"Français d'abord", est-ce si sûr ?
Le sondage TNS Sofres pour la Croix (17-18 novembre 2009) nuance sérieusement, voire contredit l’idée selon laquelle l’identité nationale irait de soi, ne souffrirait aucune réserve. Si 68% des sondés affirment se sentir avant tout Français, ils ne sont plus que 38% à faire le même choix lorsque la question leur offre plusieurs réponses possibles. Dans ce cas, 21% se sentent d’abord habitants de leur ville, 14% habitants de leur quartier et même 11% citoyens du monde.
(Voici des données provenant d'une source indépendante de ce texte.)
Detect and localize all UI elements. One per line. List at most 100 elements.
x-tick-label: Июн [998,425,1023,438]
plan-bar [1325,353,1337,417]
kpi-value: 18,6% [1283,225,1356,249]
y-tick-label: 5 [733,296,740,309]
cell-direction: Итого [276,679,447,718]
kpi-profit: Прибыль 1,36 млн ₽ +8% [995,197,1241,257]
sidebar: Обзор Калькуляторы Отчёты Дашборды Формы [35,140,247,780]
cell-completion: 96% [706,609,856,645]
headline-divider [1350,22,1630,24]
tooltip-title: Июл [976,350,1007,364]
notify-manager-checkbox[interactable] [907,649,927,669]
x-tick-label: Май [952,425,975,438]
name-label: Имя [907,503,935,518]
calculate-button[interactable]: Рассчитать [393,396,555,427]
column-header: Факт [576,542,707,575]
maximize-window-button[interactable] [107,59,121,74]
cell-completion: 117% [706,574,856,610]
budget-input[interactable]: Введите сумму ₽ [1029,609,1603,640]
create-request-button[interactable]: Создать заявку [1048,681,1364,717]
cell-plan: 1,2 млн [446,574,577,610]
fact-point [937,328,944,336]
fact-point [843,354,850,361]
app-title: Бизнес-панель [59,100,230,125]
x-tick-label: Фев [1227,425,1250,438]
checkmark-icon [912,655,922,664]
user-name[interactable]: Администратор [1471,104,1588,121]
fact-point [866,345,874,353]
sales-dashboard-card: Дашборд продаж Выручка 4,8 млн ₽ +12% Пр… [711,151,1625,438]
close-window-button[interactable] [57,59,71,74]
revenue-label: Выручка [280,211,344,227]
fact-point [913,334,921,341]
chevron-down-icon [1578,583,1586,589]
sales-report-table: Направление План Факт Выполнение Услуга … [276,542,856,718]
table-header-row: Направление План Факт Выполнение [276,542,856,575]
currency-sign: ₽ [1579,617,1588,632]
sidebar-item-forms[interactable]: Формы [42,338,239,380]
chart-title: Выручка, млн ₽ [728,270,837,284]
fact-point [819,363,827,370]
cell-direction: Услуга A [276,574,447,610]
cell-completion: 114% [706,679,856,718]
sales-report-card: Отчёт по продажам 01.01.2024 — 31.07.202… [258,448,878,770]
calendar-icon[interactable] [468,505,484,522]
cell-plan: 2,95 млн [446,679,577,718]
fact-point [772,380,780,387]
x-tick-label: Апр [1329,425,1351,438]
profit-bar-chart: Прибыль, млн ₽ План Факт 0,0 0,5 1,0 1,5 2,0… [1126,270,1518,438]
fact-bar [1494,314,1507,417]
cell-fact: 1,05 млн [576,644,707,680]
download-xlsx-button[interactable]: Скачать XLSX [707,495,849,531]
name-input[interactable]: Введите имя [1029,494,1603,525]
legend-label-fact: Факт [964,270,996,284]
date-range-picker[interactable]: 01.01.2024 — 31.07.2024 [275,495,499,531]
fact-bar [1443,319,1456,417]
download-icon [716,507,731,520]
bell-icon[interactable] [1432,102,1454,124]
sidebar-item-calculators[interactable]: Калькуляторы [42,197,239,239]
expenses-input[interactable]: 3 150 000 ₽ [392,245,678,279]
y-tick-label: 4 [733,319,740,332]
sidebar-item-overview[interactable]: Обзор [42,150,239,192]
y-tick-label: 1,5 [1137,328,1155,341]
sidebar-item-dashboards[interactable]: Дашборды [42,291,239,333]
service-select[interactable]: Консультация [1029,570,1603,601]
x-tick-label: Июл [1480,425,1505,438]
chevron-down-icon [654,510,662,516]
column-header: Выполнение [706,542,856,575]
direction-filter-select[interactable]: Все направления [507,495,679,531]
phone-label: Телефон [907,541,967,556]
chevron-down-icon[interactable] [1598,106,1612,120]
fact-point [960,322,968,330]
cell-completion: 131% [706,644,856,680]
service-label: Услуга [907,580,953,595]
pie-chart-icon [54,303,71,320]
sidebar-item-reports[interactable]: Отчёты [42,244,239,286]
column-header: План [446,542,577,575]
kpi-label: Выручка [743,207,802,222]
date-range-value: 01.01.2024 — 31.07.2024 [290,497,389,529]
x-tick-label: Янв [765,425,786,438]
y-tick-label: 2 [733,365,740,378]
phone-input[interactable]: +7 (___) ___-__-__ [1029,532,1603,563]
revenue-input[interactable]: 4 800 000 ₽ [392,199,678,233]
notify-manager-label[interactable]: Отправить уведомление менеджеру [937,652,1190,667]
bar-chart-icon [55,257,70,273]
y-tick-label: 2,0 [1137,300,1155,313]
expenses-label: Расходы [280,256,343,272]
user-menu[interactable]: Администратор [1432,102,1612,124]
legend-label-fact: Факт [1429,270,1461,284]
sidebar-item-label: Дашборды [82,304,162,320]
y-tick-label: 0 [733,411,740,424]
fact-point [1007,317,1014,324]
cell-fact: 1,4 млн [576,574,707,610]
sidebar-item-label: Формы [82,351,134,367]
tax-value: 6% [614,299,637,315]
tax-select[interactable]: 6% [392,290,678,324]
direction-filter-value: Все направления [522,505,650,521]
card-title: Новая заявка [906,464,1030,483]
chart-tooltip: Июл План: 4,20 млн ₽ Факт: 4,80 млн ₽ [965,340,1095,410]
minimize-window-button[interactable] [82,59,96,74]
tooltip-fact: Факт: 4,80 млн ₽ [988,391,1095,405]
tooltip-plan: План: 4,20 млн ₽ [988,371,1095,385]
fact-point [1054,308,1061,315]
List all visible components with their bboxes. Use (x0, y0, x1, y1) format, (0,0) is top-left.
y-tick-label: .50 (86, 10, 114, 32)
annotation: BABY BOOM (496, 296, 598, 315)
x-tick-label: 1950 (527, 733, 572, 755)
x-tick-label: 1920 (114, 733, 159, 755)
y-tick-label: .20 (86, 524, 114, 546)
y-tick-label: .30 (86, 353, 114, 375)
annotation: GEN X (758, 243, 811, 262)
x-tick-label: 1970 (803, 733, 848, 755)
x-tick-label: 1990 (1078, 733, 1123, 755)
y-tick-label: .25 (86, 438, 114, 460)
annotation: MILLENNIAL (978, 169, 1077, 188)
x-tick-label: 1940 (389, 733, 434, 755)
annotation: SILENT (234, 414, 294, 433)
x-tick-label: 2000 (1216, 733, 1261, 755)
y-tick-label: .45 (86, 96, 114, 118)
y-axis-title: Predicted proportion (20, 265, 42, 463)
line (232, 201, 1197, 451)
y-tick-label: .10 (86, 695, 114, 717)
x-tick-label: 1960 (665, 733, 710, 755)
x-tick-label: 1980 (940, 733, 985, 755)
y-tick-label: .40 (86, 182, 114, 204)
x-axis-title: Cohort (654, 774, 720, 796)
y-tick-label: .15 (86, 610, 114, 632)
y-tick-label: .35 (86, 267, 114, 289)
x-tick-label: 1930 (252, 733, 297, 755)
Chiffres, qui, dans le contexte actuel, ne manquent pas d’intérêt, démentant l’unanimisme habituellement opposé aux détracteurs de l’idée nationale.
« De manière générale, qu’est-ce qui, selon vous, rapproche le plus les gens entre eux ? », à cette question pertinente, parce que constitutive de l’identité collective, seuls 10% répondent que c’est la nationalité contre 41% le milieu social. Un sondage qui renvoie dans les cordes la désormais célèbre circulaire Besson aux préfets et ses questions exprimant comme des évidences ce qui n’est que le choix personnel du ministre. « Pourquoi nous sentons-nous proches des autres Français même sans les connaître ? » demande Besson. Alors que la question est tournée de telle sorte qu’on ne puisse rien lui opposer, 41% montrent qu’ils ne sont pas dupes : privilégier l’identité nationale à l’identité sociale permet de donner le change, de tenter d’étouffer le sentiment d’injustice et les contestations qui en résultent. Le débat Besson est un moyen comme un autre (avec la grippe A...) de passer sous silence les chiffres toujours plus mauvais du chômage ou des déficits sociaux.
Bien sûr, il ne s’agit pas d’attribuer à cette enquête plus de valeur que n’en méritent habituellement les sondages mais il faut bien considérer que, de leur côté, les zélateurs de l’identité nationale n’ont le plus souvent pas grand chose d’autre à proposer qu’un argumentaire qui relève de l'irrationnel ou de la foi révélée plus que de la raison.